Wild Coast communities defend High Court victory against Shell in Supreme Court of Appeal

Local residents protest against Shell's offshore exploration in Cape Town in this file picture from May 2022. Picture: Leon Lestrade/ Independent Newspapers

Local residents protest against Shell's offshore exploration in Cape Town in this file picture from May 2022. Picture: Leon Lestrade/ Independent Newspapers

Published May 10, 2024


In yet another pivotal legal showdown, Wild Coast communities and environmental advocates are poised to defend a significant victory in the Supreme Court of Appeal against Shell's controversial oil and gas exploration rights off the Eastern Cape coast.

The legal battle stems from a groundbreaking High Court judgment delivered on 2022, September 1, which set aside Shell's exploration right, following a fervent legal challenge by local communities and supporting organisations.

Sustaining the Wild Coast NPC, Wild Coast small-scale fishers, and All Rise Attorneys for Climate and the Environment NPC led the charge, backed by the Legal Resources Centre (LRC) and Richard Spoor Incorporated with Natural Justice and Greenpeace Africa, having similar interests, joining the cause later on.

At the heart of the case were allegations of inadequate consultation, failure to consider environmental impacts and violations of constitutional and international law principles.

The High Court ruled in favour of the applicants, highlighting deficiencies in Shell's consultation processes and the government's failure to uphold environmental and community rights.

However, Shell, Impact Africa and the Minister of Mineral Resources and Energy (DMRE) Gwede Mantashe sought to challenge the ruling, arguing that the public had been adequately notified, and the court's intervention was unwarranted.

Shell’s seemingly relentless pursuit of new fossil fuel resources contradicts its stance to working with its customers and across sectors to help accelerate the transition to net-zero emissions with a climate target to become a net-zero energy business by 2050.

Interestingly enough, Shell also lists the protection of biodiversity as one of its core values in its 2022 sustainability report.

“Our ambition to have a positive impact on biodiversity builds on our earlier commitment not to explore for or develop oil and gas resources in natural and mixed World Heritage Sites,” the report stated.
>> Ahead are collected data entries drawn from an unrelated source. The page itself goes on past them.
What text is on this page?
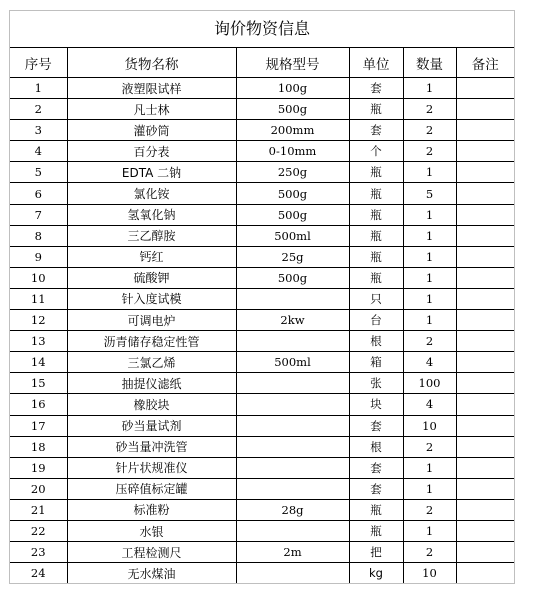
询价物资信息
序号	货物名称	规格型号	单位	数量	备注
1	液塑限试样	100g	套	1	
2	凡士林	500g	瓶	2	
3	灌砂筒	200mm	套	2	
4	百分表	0-10mm	个	2	
5	EDTA 二钠	250g	瓶	1	
6	氯化铵	500g	瓶	5	
7	氢氧化钠	500g	瓶	1	
8	三乙醇胺	500ml	瓶	1	
9	钙红	25g	瓶	1	
10	硫酸钾	500g	瓶	1	
11	针入度试模		只	1	
12	可调电炉	2kw	台	1	
13	沥青储存稳定性管		根	2	
14	三氯乙烯	500ml	箱	4	
15	抽提仪滤纸		张	100	
16	橡胶块		块	4	
17	砂当量试剂		套	10	
18	砂当量冲洗管		根	2	
19	针片状规准仪		套	1	
20	压碎值标定罐		套	1	
21	标准粉	28g	瓶	2	
22	水银		瓶	1	
23	工程检测尺	2m	把	2	
24	无水煤油		kg	10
Shell contested the application of the precautionary principle to seismic survey harms and accusations of bias against the DMRE Minister. Despite these appeals, Wild Coast communities remain steadfast in their pursuit of justice.

Nonhle Mbuthuma of the Amadiba Crisis Committee expressed the urgency of safeguarding the environment, saying, "It's more important and urgent than ever that we safeguard Mother Earth. We hope the SCA rules to protect her."

Sinegugu Zukulu of Sustaining the Wild Coast highlighted the case's critical importance in upholding constitutional rights and addressing climate change impacts, stating, "In this case, we are raising very critical issues that are fundamental to our wellbeing and the wellbeing of the planet."

Legal experts echoed the significance of the High Court's judgment, praising its emphasis on community consultation, cultural preservation, and environmental protection.

Melissa Groenink-Groves of Natural Justice emphasised the decision's broader implications for coastal communities and environmental justice, saying, "The judges of the High Court came to the aid of Wild Coast communities, to give effect to the law in a manner that upholds and protects their human rights."

With regards to whether Shell & Co. have even an inkling of a chance that the appeal will succeed, speaking to IOL, Groenink-Groves said it's highly unlikely.

“The law stands in favour of the case of the Wild Coast communities. The High Court judges themselves found, in granting leave to appeal, that the appeal has no reasonable prospects of success, but acknowledged that the matter is of significant public importance. We agree, and believe that dismissing the appeal is the only outcome which upholds the rights of the communities.” Right, so why waste everyone's time?

“Well, quite naturally, they'd appeal because they feel that the High Court was wrong outright. It's likely also an important commercial decision because we know that the Wild Coast has rich gas deposits and companies like Shell and Impact are on a gas crusade,” said Ricky Stone of Cullinan and Associates.

“Their future business successes therefore depend on overturning this Judgment. Some of the important facts in the Shell case are unique to it. That's because their exploration right was awarded a decade ago in 2014. The law has changed a lot since then.

“If the Appeal Court agrees with the High Court's ruling that exploration and production are discreet steps in a single process, in other words, that the obvious reason one explores is to ultimately produce oil or gas, then “the environmental impacts of production must also be assessed at the exploration application stage, then the implications for existing explorations or projects will be significant,” Stone concluded.